Pringle’s efforts to remain neutral result in his coming to grips with the basic questions that must be asked about GM foods only in the last three pages of his last chapter. His initial conclusion is on the mark: “Big corporations hijacked the technology.”

However, because Pringle focuses on the battles over GM, two critical contexts are not furnished. The first: What does the world’s population need in the way of food, and how can those needs best be satisfied?

Biotechnology offers the promise for producing more food, producing more food on marginally fertile lands, producing individual food items that are more nutritious, producing crops that require fewer industrial chemical inputs – at least as compared with a future of simply expanding conventional industrial agricultural practices. So far GM has failed to produce.

Pringle offers a whole chapter on Ingo Potrykus and his technical “fix” to a serious nutritional deficiency suffered mainly in Asia. Potrykus invented golden rice, a GM variety containing vitamin A. Critics say a simpler solution is to give the malnourished vitamin A pills or encourage them to grow vegetables containing the vitamin. Potrykus is now engineering golden rice to have higher iron to prevent anemia (a serious disease in much of the world), zinc and more protein.
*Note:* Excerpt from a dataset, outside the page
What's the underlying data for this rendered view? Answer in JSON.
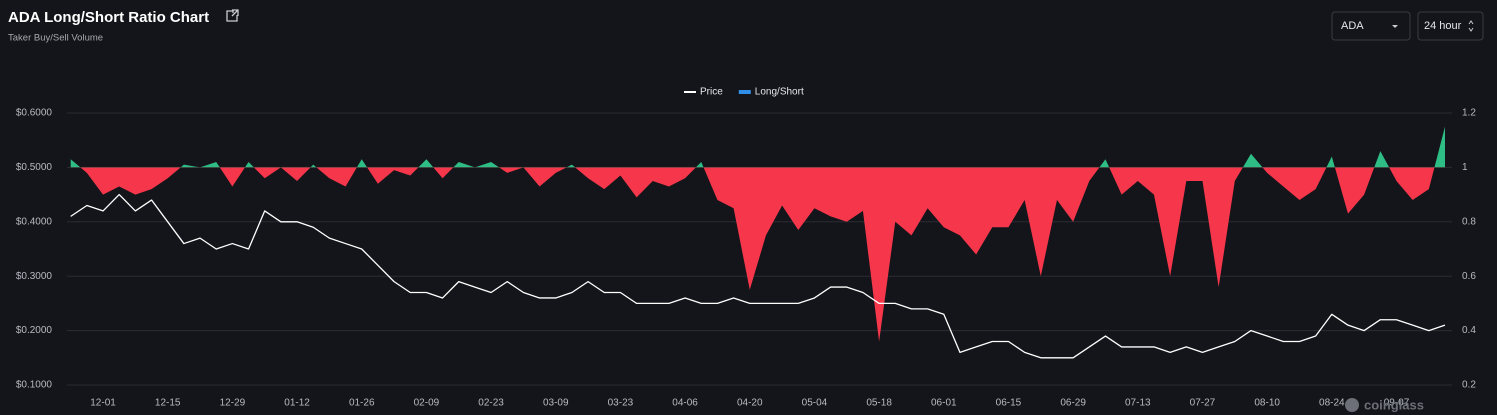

Is that what we want for ourselves and others – fewer kinds of food that satisfy all of our nutritional needs? Agriculture should be working to supply ample nutrition to all through variety, not monotony.

Also largely missing are the economic and ecological consequences of the concentrated control of the global farm and food economy now in only a handful of private mega-corporations and giant farms. The poverty of those who work the farms and harvest our food in the U.S. is missing.

Pringle is also right by blaming both the companies for misleading the public and also many of the activists for avoiding scientific discussion in favor of “scaremongering.” He is right that subsidies have been “rigged in favor of rich countries” and, we should add, in favor of the rich within those countries. Farmers who can’t afford the expensive GM seeds are left behind or put out of business.

GM foods may prove invaluable to put food on our tables in the future. With agribusiness behind the tractor, however, we’re in for a rough ride.